The old man opened his eyes and looked out the window to the cold November clouds that hung somewhere between the earth and sun.
“Tradition,” he said. “Tradition has caused some of the biggest arguments for our people. These young people like to brag around about tradition. They say ‘I was raised in the Old Ways’ but they have no clue what the Old Ways were. None of us do… When I was a teenager some people came to study our tribe. People from different universities would come and ask these older folks to tell them about their ‘Old Ways’ and traditions. The old folks would tell them ‘You’re about 300 years too late for that. Those old ways were lost before we were born’ they would say.
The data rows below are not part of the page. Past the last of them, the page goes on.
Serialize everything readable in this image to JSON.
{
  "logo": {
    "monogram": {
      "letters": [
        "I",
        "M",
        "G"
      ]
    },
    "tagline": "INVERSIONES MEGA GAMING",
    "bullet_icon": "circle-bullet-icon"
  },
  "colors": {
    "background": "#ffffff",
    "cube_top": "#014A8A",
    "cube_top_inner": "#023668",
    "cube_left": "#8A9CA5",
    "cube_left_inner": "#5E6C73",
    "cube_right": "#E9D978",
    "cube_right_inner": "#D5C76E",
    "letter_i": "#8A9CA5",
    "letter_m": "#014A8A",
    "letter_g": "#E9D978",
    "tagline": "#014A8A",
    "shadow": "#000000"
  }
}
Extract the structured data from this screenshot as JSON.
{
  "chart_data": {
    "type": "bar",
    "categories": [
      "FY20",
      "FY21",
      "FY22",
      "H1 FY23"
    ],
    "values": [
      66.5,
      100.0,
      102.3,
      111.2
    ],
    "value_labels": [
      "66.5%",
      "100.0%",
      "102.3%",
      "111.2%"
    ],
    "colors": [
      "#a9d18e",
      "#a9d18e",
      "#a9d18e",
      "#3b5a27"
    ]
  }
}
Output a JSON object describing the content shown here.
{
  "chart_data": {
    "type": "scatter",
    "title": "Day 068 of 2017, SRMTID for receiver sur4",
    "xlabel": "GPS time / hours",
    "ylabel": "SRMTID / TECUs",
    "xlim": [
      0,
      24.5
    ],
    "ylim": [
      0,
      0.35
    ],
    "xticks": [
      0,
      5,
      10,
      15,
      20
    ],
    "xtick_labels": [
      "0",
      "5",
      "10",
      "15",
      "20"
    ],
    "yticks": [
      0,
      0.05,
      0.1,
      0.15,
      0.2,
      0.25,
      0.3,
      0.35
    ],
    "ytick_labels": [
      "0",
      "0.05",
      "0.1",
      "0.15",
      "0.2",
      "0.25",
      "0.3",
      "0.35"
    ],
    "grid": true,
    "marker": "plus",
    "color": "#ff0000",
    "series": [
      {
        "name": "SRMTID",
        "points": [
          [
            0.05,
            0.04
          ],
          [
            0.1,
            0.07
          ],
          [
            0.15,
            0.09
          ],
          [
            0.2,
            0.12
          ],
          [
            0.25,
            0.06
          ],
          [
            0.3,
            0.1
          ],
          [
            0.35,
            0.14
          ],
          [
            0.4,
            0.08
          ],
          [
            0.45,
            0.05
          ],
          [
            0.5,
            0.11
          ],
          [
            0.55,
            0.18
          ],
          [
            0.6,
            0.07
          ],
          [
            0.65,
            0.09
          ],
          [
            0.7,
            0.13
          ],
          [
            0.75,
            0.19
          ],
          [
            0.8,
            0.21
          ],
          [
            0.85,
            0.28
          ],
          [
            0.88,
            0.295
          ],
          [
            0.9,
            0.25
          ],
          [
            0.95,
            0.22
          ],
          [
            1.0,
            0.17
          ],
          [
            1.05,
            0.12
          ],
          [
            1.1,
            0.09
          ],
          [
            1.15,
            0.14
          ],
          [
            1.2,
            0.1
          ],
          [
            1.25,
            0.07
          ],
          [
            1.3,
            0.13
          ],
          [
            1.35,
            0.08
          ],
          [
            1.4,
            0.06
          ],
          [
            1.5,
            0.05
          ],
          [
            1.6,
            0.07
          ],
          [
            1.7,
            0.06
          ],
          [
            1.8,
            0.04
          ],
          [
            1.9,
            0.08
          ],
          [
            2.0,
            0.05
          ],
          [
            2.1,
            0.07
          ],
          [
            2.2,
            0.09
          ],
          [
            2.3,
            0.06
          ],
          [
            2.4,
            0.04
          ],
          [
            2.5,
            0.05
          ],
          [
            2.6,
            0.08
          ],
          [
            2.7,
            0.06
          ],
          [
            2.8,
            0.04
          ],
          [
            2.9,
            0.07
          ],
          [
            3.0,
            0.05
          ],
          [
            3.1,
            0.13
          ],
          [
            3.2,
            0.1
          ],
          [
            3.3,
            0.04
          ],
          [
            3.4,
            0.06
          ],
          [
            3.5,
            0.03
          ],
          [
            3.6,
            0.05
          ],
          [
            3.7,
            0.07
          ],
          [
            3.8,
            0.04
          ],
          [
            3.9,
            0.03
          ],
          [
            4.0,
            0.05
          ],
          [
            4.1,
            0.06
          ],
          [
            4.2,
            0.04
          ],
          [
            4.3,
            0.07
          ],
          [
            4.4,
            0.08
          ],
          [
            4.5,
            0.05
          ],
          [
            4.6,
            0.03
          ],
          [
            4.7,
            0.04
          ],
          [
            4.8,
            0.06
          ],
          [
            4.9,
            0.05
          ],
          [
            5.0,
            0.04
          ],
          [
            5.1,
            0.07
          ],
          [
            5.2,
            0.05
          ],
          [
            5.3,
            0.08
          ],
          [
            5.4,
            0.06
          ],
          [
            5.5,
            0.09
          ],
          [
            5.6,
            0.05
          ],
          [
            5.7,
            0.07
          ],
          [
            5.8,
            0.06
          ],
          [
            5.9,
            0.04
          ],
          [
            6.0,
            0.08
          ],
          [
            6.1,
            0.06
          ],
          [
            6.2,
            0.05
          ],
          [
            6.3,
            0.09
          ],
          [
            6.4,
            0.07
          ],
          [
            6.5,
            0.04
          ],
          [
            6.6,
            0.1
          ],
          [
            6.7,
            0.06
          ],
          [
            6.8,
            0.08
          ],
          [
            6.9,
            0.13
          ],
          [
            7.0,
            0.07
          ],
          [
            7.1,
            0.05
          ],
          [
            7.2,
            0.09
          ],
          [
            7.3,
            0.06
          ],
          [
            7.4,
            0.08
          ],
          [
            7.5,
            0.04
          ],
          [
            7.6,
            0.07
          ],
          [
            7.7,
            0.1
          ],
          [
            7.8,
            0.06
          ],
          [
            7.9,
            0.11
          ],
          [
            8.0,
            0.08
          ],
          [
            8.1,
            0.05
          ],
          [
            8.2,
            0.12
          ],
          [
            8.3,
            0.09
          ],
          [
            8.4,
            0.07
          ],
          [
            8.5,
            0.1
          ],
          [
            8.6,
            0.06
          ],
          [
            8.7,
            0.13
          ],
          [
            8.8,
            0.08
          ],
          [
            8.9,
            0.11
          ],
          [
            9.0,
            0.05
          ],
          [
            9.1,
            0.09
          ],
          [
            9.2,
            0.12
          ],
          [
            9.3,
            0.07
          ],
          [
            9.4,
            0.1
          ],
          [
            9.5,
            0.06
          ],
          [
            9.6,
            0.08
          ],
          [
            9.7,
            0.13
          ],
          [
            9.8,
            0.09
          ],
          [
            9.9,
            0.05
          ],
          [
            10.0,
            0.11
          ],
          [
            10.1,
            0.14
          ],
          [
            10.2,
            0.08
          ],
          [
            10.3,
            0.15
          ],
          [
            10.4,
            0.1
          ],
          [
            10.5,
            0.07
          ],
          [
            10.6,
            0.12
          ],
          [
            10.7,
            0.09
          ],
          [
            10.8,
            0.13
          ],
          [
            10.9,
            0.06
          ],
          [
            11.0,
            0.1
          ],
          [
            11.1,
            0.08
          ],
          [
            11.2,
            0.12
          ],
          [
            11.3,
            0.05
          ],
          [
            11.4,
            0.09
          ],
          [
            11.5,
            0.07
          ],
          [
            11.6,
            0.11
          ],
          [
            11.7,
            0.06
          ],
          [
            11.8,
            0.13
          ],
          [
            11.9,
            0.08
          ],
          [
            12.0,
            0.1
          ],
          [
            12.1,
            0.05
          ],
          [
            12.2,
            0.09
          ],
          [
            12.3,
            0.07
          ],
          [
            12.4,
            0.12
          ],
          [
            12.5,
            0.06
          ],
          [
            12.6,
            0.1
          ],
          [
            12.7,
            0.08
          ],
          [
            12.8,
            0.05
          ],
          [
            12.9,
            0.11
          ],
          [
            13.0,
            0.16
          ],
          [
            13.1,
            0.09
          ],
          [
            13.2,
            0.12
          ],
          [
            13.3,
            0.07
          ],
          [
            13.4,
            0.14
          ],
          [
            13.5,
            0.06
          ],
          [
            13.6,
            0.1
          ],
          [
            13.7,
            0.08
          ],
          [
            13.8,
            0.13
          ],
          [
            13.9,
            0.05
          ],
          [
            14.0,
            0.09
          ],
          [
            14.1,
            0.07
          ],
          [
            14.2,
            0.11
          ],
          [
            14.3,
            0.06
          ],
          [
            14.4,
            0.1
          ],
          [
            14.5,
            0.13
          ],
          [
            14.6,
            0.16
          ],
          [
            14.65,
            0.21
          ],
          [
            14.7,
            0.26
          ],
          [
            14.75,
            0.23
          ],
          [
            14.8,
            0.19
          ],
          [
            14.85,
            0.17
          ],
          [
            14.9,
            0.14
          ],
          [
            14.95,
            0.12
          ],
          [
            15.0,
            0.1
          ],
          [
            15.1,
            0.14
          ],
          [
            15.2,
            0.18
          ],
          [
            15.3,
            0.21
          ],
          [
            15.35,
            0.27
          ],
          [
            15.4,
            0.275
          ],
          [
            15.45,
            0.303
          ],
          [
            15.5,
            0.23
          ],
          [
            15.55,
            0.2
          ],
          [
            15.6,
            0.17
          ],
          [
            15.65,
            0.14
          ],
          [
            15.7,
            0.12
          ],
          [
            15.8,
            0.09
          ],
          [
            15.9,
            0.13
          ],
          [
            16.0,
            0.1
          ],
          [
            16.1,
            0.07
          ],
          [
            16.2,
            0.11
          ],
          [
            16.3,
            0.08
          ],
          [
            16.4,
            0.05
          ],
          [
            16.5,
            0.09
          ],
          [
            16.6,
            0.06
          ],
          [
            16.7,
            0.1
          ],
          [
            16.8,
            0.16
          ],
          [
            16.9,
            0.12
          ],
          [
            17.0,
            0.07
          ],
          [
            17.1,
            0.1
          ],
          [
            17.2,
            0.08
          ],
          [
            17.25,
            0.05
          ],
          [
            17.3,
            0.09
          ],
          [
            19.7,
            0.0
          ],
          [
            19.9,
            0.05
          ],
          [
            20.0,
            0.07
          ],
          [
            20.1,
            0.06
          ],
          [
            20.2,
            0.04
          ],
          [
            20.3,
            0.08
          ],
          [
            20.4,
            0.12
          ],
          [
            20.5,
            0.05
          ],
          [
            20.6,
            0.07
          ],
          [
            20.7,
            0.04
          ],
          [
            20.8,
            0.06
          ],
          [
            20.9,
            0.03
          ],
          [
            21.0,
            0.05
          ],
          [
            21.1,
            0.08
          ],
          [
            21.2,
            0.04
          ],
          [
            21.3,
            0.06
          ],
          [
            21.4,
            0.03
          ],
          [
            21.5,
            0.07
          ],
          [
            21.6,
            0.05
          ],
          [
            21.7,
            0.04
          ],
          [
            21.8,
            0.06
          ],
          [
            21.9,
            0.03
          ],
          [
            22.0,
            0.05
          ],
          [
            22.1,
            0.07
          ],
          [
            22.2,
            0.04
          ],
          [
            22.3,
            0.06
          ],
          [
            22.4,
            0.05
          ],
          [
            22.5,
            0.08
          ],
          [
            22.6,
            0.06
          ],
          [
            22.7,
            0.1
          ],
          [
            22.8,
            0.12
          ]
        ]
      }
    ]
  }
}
Since I was a young man, the elders would tell us, ‘Go to school, get an education, learn English, get jobs.’ They knew that it was time for us to change.
“My mother’s generation had trouble accepting that change, so they took to drinking…they couldn’t get jobs because they drank too much and wouldn’t show up for work. When you hear these stories about children being ripped out of their mother’s hands and sent to boarding schools and being stripped of their heritage…it was that way for some, but there were some of us who knew it’s what we would have to do to survive. I made a friend when I came back home with my mother. We grew up together. His parents died when he was little, so his grandparents raised him. His grandparents knew our language, but they spoke in English to us young kids. When they started to get old and were dying, they told him to go to Haskell Indian School. I was with him at the bus stop when he went up there. He was 14 years old then. Someone said he died a few months ago.” The old man paused for a moment as if he were silently paying respect to the man whose funeral he was too sick to attend. Then he continued.
 “Even when things were bad at home--sometimes we’d go hungry for a while, we were never starving, but hungry--even then there was that hope that we could go get educated and make ourselves better. We had to learn from our parents and accept that a time had come to change.” The old man paused, this time to catch his breath. Then he chuckled and with a smile he said, “I sure didn’t want’a live in a house with dirt floors and haul water for the rest of my life.” His laugh and smile gave way to a hard cough and he spat into the washcloth that he clenched in his left hand.  
“I’m going to tell you one more thing, nephew, then I’m going to rest,” said the old man, looking out as the sleet started to tap the thick glass of the window. The smell of the hospital dinners were beginning to creep through the hallways like a lazy rainstorm cutting through the mountains. Wheel of Fortune was at maximum volume in the room across the hall and Pat Sajak’s voice carried through the door.
“The tribe has money now. Now, they have all these different businesses. They have casinos, and construction companies, and farms. They have money to send you to school. Things haven’t always been this way, so take advantage of these benefits. They might not always be available to you. A lot of us worked hard to get things this way so that the young people have better hopes and dreams than we had. We were able to change towards something better, now it’s going to be your turn.”
He paused and took the last drink of water from his cup. We sat there listening to the sounds of the hospital and the sleet and rain pelting the window. After he had fallen asleep I turned off the recorder and quietly slipped out of the room, unaware that this would be the last time I saw the old man alive.